Die Heimkehrer

Die Heimkehrer

GesellschaftsreportageD  

Sie hat Jahre gebraucht, sich dazu durchzuringen. Und nun sitzt Gisela Kupper aus Bonn in einem Fernsehstudio in Dakar und wird gleich in der Sendung 'Gesucht im Senegal' auftreten. Mit 49 Jahren ist die Halbsenegalesin zum ersten Mal in Afrika und sucht ihren Vater. Viel mehr als seinen Namen weiß sie nicht und doch hofft sie, dass sich möglichst viele Zuschauer mit einer heißen Spur melden. 'Ich bin sehr deutsch', erzählt Gisela Kupper, aufgewachsen im überschaubaren Bonn, doch das Chaos auf dem Markt in Dakar gefällt ihr.

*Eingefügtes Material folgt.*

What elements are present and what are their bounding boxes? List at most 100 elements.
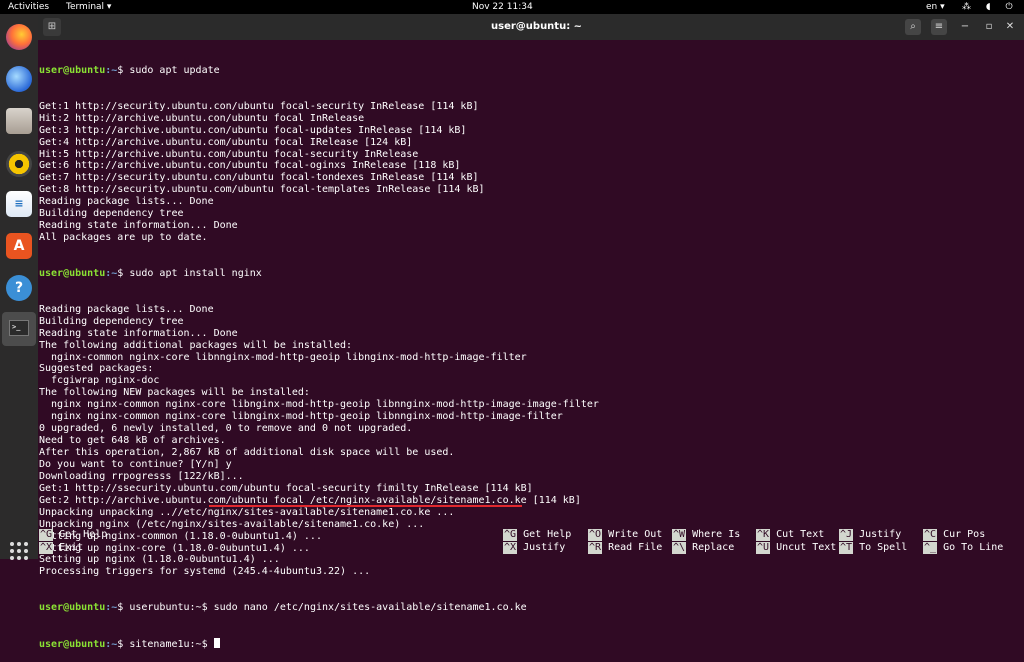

Es ist als kehre die deutsche Familienberaterin heim und dass, obwohl sie jahrzehntelang ihre afrikanischen Wurzeln verleugnen musste. Als farbiges Kind wuchs sie in den 60er Jahren in einer Adoptivfamilie in Bonn auf. Das Afrikanische wurde einfach totgeschwiegen, obwohl Gisela ihr Anderssein jeden Tag zu spüren bekam. Deswegen hatte sie lange Zeit nicht den Mut, nach dem unbekannten senegalesischen Vater zu suchen, der nur für kurze Zeit in Deutschland war. Doch jetzt wagt sie Afrika - und erfährt eine ungeahnte Anteilnahme der Senegalesen an ihrem Fall. Sogar die hohe Politik schaltet sich ein, um Giselas Familie zu finden. Bei ihrer Spurensuche verwandelt sich Gisela auch äußerlich. Sie traut sich, ihr krauses Haar offen zu tragen und ein afrikanisches Kleid anzuziehen. Doch sie erlebt auch Enttäuschungen. Es melden sich angebliche Halbschwestern, die aber nicht miteinander verwandt sein können. Wird die fast 50-Jährige ihre afrikanische Familie finden und womöglich sogar ihren Vater? WELTWEIT begleitet Gisela Kupper bei ihrer überaus aufreibenden ersten Reise zu den afrikanischen Wurzeln.